LON1: Core Switch Lockup

Resolved
Oct 25 at 05:04pm BST

Executive Summary

On 25th October at 09:15 GMT, monitoring systems detected a loss of network availability to several services connected to access switches in a Virtual Chassis configuration, in racks A2, A3 and A4, triggering a major incident response.

Upon investigation, the pair of access switches had moved into a ‘soft-lockup’ state, which meant the switches were actively advertising their availability to carry traffic, but were unable to do so.

To rectify the situation, our on-site team manually bypassed the affected access switches, which brought the affected services back online.

Throughout the incident, our primary focus was the restoration of services and to minimise any potential impact. Total disruption to services was approximately 1 hour and 10 minutes.

Next Steps

We have engaged the hardware vendor TAC, and we have come to the conclusion that the fault with these access switches is related to the power surge we experienced in early October. These access switches have been scheduled for replacement and won’t be reintroduced into service until they have been replaced and stress tested.

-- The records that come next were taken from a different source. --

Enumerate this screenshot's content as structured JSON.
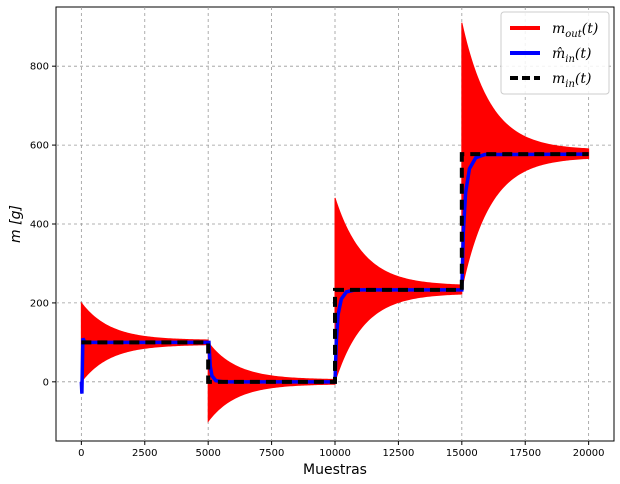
{
  "chart_data": {
    "type": "line",
    "xlabel": "Muestras",
    "ylabel": "m [g]",
    "xlim": [
      -1000,
      21000
    ],
    "ylim": [
      -150,
      950
    ],
    "xticks": [
      0,
      2500,
      5000,
      7500,
      10000,
      12500,
      15000,
      17500,
      20000
    ],
    "yticks": [
      0,
      200,
      400,
      600,
      800
    ],
    "grid": true,
    "legend_position": "top-right",
    "series": [
      {
        "name": "m_out(t)",
        "legend_main": "m",
        "legend_sub": "out",
        "legend_suffix": "(t)",
        "color": "#ff0000",
        "style": "envelope",
        "segments": [
          {
            "x_start": 0,
            "x_end": 5000,
            "y_start": 0,
            "y_end": 100,
            "upper_peak": 200,
            "lower_peak": 0,
            "upper_end": 105,
            "lower_end": 95
          },
          {
            "x_start": 5000,
            "x_end": 10000,
            "y_start": 100,
            "y_end": 0,
            "upper_peak": 100,
            "lower_peak": -100,
            "upper_end": 5,
            "lower_end": -5
          },
          {
            "x_start": 10000,
            "x_end": 15000,
            "y_start": 0,
            "y_end": 233,
            "upper_peak": 466,
            "lower_peak": 0,
            "upper_end": 243,
            "lower_end": 225
          },
          {
            "x_start": 15000,
            "x_end": 20000,
            "y_start": 233,
            "y_end": 577,
            "upper_peak": 910,
            "lower_peak": 235,
            "upper_end": 587,
            "lower_end": 570
          }
        ]
      },
      {
        "name": "m̂_in(t)",
        "legend_main": "m̂",
        "legend_sub": "in",
        "legend_suffix": "(t)",
        "color": "#0000ff",
        "style": "line",
        "points": [
          [
            0,
            0
          ],
          [
            20,
            -30
          ],
          [
            60,
            110
          ],
          [
            140,
            100
          ],
          [
            5000,
            100
          ],
          [
            5030,
            100
          ],
          [
            5080,
            40
          ],
          [
            5150,
            15
          ],
          [
            5300,
            3
          ],
          [
            5600,
            0
          ],
          [
            10000,
            0
          ],
          [
            10050,
            100
          ],
          [
            10120,
            170
          ],
          [
            10250,
            210
          ],
          [
            10450,
            228
          ],
          [
            10800,
            233
          ],
          [
            15000,
            233
          ],
          [
            15060,
            380
          ],
          [
            15150,
            480
          ],
          [
            15300,
            540
          ],
          [
            15550,
            568
          ],
          [
            15900,
            576
          ],
          [
            20000,
            577
          ]
        ]
      },
      {
        "name": "m_in(t)",
        "legend_main": "m",
        "legend_sub": "in",
        "legend_suffix": "(t)",
        "color": "#000000",
        "style": "dashed",
        "points": [
          [
            0,
            100
          ],
          [
            5000,
            100
          ],
          [
            5000,
            0
          ],
          [
            10000,
            0
          ],
          [
            10000,
            233
          ],
          [
            15000,
            233
          ],
          [
            15000,
            577
          ],
          [
            20000,
            577
          ]
        ]
      }
    ]
  }
}
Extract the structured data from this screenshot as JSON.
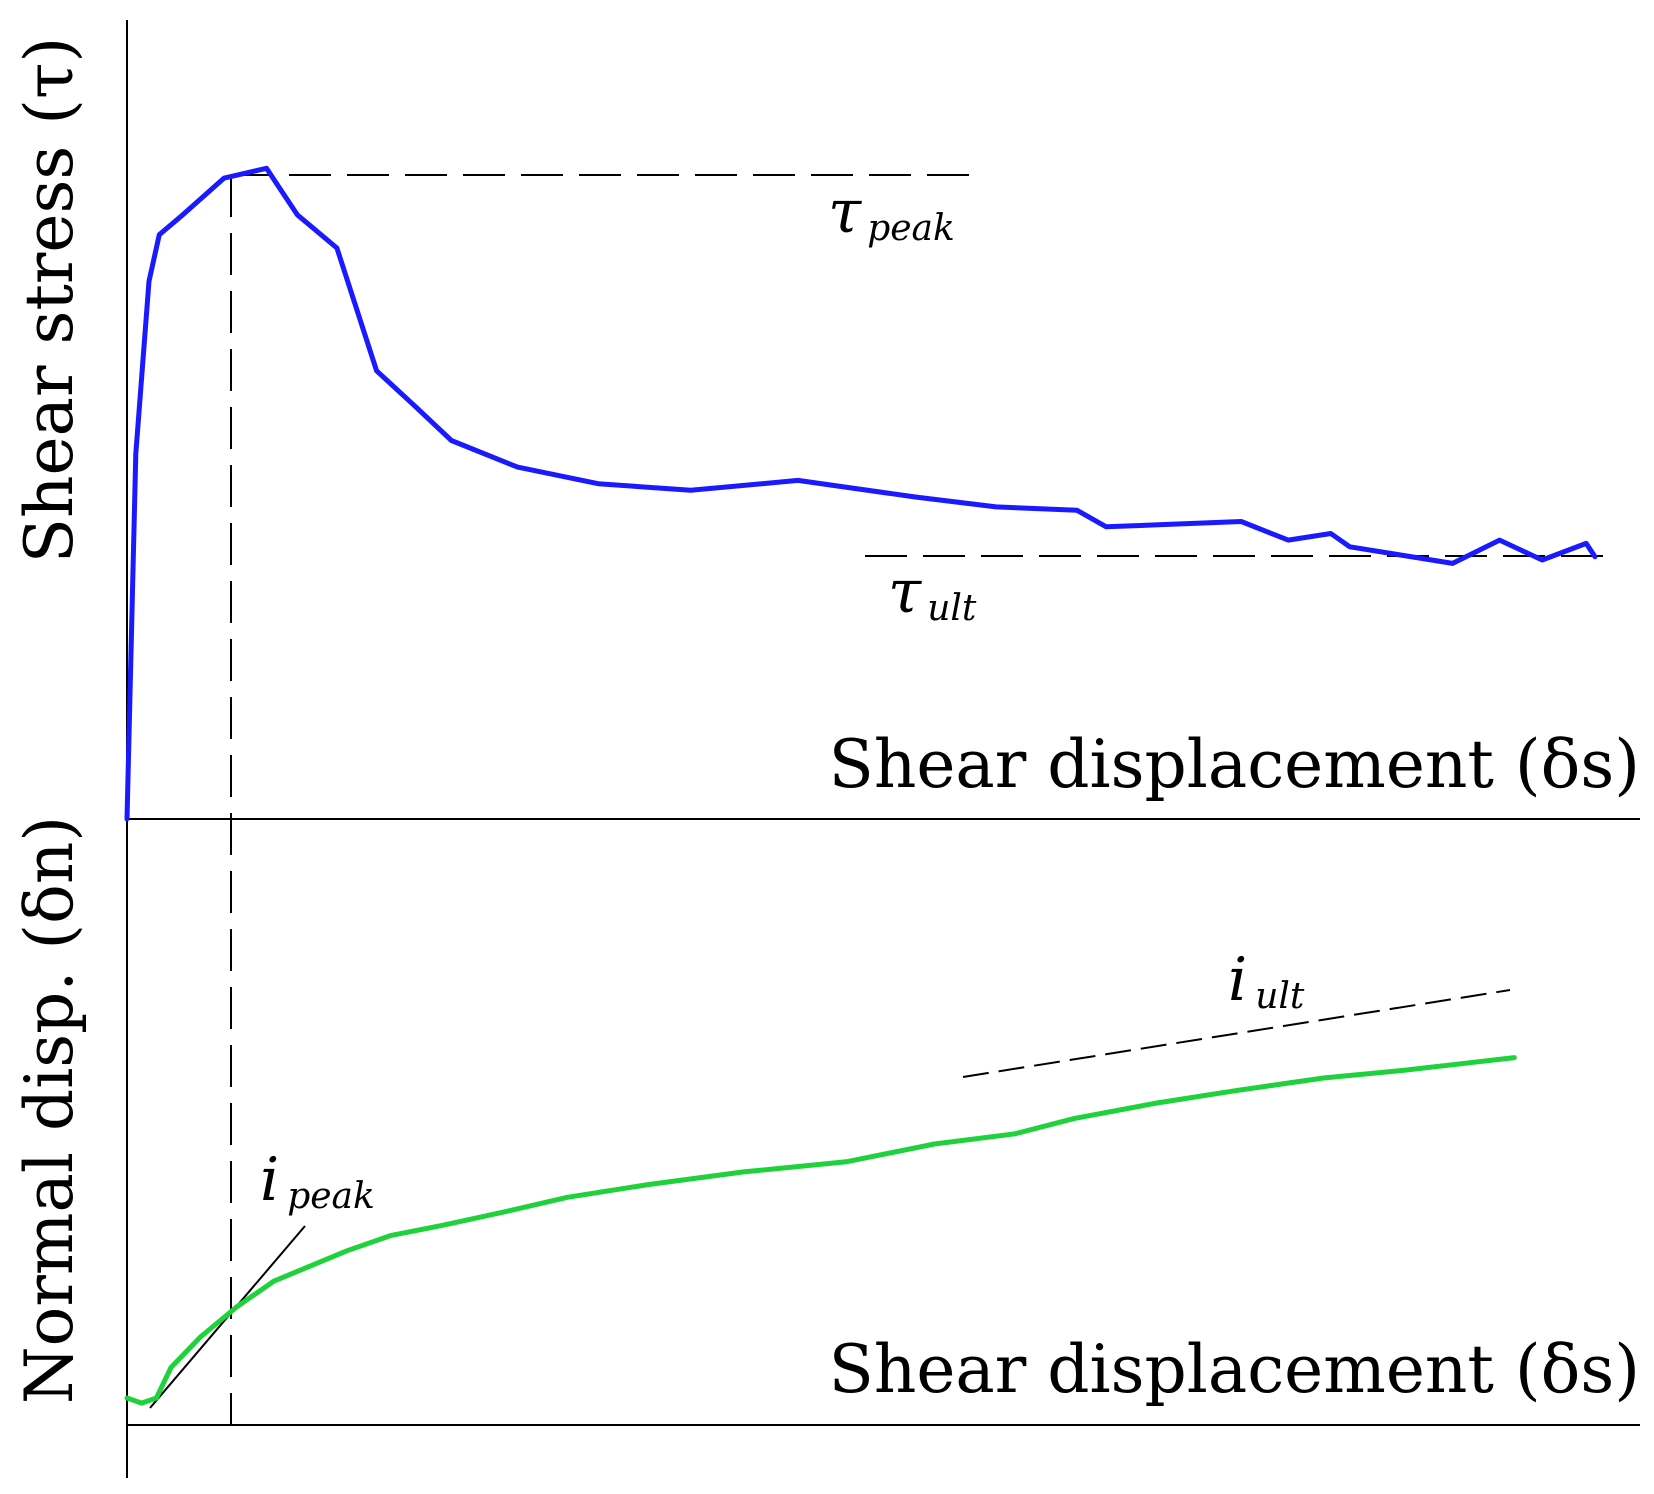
{
  "colors": {
    "shear_curve": "#1a1aff",
    "normal_curve": "#1fd13a",
    "axis": "#000000",
    "reference_line": "#000000"
  },
  "top_panel": {
    "y_axis_label": "Shear stress (τ)",
    "x_axis_label": "Shear displacement (δs)",
    "annotations": {
      "tau_peak": {
        "symbol": "τ",
        "subscript": "peak"
      },
      "tau_ult": {
        "symbol": "τ",
        "subscript": "ult"
      }
    }
  },
  "bottom_panel": {
    "y_axis_label": "Normal disp. (δn)",
    "x_axis_label": "Shear displacement (δs)",
    "annotations": {
      "i_peak": {
        "symbol": "i",
        "subscript": "peak"
      },
      "i_ult": {
        "symbol": "i",
        "subscript": "ult"
      }
    }
  },
  "chart_data": [
    {
      "type": "line",
      "title": "",
      "xlabel": "Shear displacement (δs)",
      "ylabel": "Shear stress (τ)",
      "xlim": [
        0,
        100
      ],
      "ylim": [
        0,
        100
      ],
      "grid": false,
      "series": [
        {
          "x": [
            0,
            0.6,
            1.5,
            2.2,
            3.8,
            6.6,
            9.5,
            10.4,
            11.6,
            14.3,
            17.0,
            19.7,
            22.1,
            26.6,
            32.1,
            38.4,
            45.7,
            53.7,
            59.2,
            64.7,
            66.7,
            75.9,
            79.1,
            82.0,
            83.3,
            90.3,
            93.5,
            96.4,
            99.4,
            100
          ],
          "y": [
            0,
            55,
            81,
            88,
            91,
            96.5,
            98,
            95,
            91,
            86,
            67.5,
            62,
            57,
            53,
            50.5,
            49.5,
            51,
            48.5,
            47,
            46.5,
            44,
            44.8,
            42,
            43,
            41,
            38.5,
            42,
            39,
            41.5,
            39.5
          ]
        }
      ]
    },
    {
      "type": "line",
      "title": "",
      "xlabel": "Shear displacement (δs)",
      "ylabel": "Normal disp. (δn)",
      "xlim": [
        0,
        100
      ],
      "ylim": [
        0,
        100
      ],
      "grid": false,
      "series": [
        {
          "x": [
            0,
            1.0,
            2.0,
            3.0,
            5.0,
            7.5,
            10.0,
            12.5,
            15.0,
            18.0,
            21.5,
            25.5,
            30.0,
            35.5,
            42.0,
            49.0,
            55.0,
            60.5,
            64.5,
            70.0,
            75.5,
            81.5,
            87.0,
            91.5,
            94.5
          ],
          "y": [
            0,
            -1,
            0,
            6,
            12,
            18,
            23,
            26,
            29,
            32,
            34,
            36.5,
            39.5,
            42,
            44.5,
            46.5,
            50,
            52,
            55,
            58,
            60.5,
            63,
            64.5,
            66,
            67
          ]
        }
      ]
    }
  ]
}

We are also investigating replacing any potentially affected network hardware with new replacements.

Timeline:
09:15 GMT – Monitoring systems trigger availability alerts.
09:17 GMT – Alerts acknowledged and technical teams begin fault investigations.
09:30 GMT – Access switches are power cycled.
09:32 GMT – Service returns to downstream services following reboot.
09:43 GMT – Access switches move back into a ‘soft-lockup’ fault condition, monitoring alerts re-triggers.
09:45 GMT – Decision is made to physically bypass the access switches, instead connecting to rack aggregation switches.
09:50 GMT - Work begins on re-provisioning ports, VNI to VLAN maps, and L3 SVIs for affected customer services.
10:20 GMT – Re-provisioning work is completed across all 138 ports.
10:21 GMT – On-site team begin re-patching ports into aggregation switches.
10:40 GMT – On-site team completes re-patching.
10:42 GMT – Monitoring systems confirm availability of services.
10:45 GMT – Incident is marked as resolved. Investigations to be completed offline.

Root Cause:

We identified a similar fault with our Core switches on 6th October, where we experienced them moving into a ‘soft-lockup’ state. We have come to the conclusion with the hardware vendor that these switches were also affected by the power surge on 6th October.

Due to the nature of the issue, there is no precursor or warning before the failiure occurs.

Updated
Oct 25 at 05:00am BST

We have identified a soft-lockup condition on one of our core switches.

This condition has resulted in the affected core switch to pass health checks, however, fail to correctly route traffic.

We have worked with the equipment vendor, and have replaced the affected core switch.

Telemetry indicates this is a result of the power feed issues on 06-Oct-2024.

We have since observed a full restoration of service.

Created
Oct 25 at 03:30am BST

We are aware of a fault affecting our core network infrastructure in our LON1 location.